Published: Thu, March 21, 2019
Global News | By Blake Casey

Raw Politics in full: Brexit delay and Fidesz party vote

Raw Politics in full: Brexit delay and Fidesz party vote

In incendiary remarks during Prime Minister's Questions, she accused MPs on all sides of "navel-gazing" and said parliament had "indulged itself on Europe for too long".

May said that would be unacceptable.

British MPs have hit out at Prime Minister Theresa May after she blamed their "political games" and indecision for the latest Brexit delay.

She is unwilling to ask for a long extension, which would infuriate the pro-Brexit wing of her divided Conservative Party. May said it was not in Britain's interests to take part in European elections.

But a leading European Commission official said a June 30 extension would cause "legal uncertainty" for the bloc.

Concerns have been raised over Fidesz's anti-immigration and anti-EU dialogue, which included a campaign - funded by the Hungarian government - that took aim at EU Commission President Jean-Claude Juncker. "We have intensively moved towards Britain, there can be no more". May still faces the same problem: she must win over the Tory rebels and Northern Ireland's Democratic Unionist Party, which is against the deal and whose 10 MPs prop up Ms.

The increasing tension came as a new YouGov opinion poll conducted on March 19 found that 52 per cent of people want a Brextension, while 35 per cent say Britain should leave next with no deal.

Alison McGovern, another opposition Labour lawmaker, requested an emergency debate in Parliament on Brexit, seeking to challenge May's reported pursuit of a short delay. "Prime Minister, if you continue to apply for an extension to [the deadline], you will be betraying the British people".

"You, the public, have had enough", she said. That scuttled May's plan to try a third time to get the agreement approved.

British PM Theresa May to ask EU for short Brexit delay

John Bercow provoked uproar at Westminster on Monday when he ruled that the Government can not bring the Prime Minister's deal back for a third "meaningful vote" without substantial changes.

"But this will clearly not be completed before 29 March 2019", she wrote, adding that the timetable for passing the necessary legislation to allow Brexit was "inevitably uncertain".

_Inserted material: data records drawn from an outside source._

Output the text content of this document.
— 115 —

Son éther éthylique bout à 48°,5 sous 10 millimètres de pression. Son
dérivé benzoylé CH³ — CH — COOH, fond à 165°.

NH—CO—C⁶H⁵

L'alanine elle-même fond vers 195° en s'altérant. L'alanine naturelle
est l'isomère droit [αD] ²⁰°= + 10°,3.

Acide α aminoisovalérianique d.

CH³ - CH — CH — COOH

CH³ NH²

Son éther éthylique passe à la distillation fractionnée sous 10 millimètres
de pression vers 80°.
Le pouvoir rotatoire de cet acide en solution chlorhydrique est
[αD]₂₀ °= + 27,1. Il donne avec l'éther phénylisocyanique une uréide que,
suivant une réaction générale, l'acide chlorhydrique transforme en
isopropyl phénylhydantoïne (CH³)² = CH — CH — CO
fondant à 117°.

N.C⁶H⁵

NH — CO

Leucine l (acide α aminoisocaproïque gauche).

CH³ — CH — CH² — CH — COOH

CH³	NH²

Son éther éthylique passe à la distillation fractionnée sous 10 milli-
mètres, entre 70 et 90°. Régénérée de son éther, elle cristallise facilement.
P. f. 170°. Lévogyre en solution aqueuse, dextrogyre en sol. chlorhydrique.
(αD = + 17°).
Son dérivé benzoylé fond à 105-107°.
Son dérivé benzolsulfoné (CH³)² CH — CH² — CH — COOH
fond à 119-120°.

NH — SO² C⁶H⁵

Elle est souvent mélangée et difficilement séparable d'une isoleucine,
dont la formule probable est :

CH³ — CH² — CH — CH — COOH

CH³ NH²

The UK will only get an extension if all 27 European Union countries agree to the move.

"A situation in which Mrs May is unable to deliver sufficient guarantees on the credibility of her strategy at the European Council meeting would lead to the request being refused and a preference for a no deal", he told parliament.

The Leader of the House Andrea Leadsom is understood to have told the meeting: "This used to be the Cabinet that would deliver Brexit and now from what I'm hearing it's not". Writing in the Daily Telegraph, Trump Jr. said "democracy in the all but dead".

Both sides are critical of May's approach to an extension: Brexiteers say it will betray voters' decision in 2016 to leave the European Union; pro-Europeans say it will only prolong Britain's Brexit crisis.

We asked you the question already and you gave us your answer.

May would need to either convince her entire party plus Northern Ireland's DUP to support the deal, or she would need to convince several dozen opposition MPs to defy their own parties and support it.

"If that doesn't happen, and if Great Britain does not leave at the end of March, then we are, I am sorry to say, in the hands of God", he said. "But I think even God has a limit to his patience".

Behind Trump’s plan to beat the Mueller report
Trump jumped on the survey's finding that half of Americans agree with his claim that the Mueller probe is a "witch hunt". Almost half, 47 percent, disagree with that assertion; only 3 percent don't have an opinion on the issue.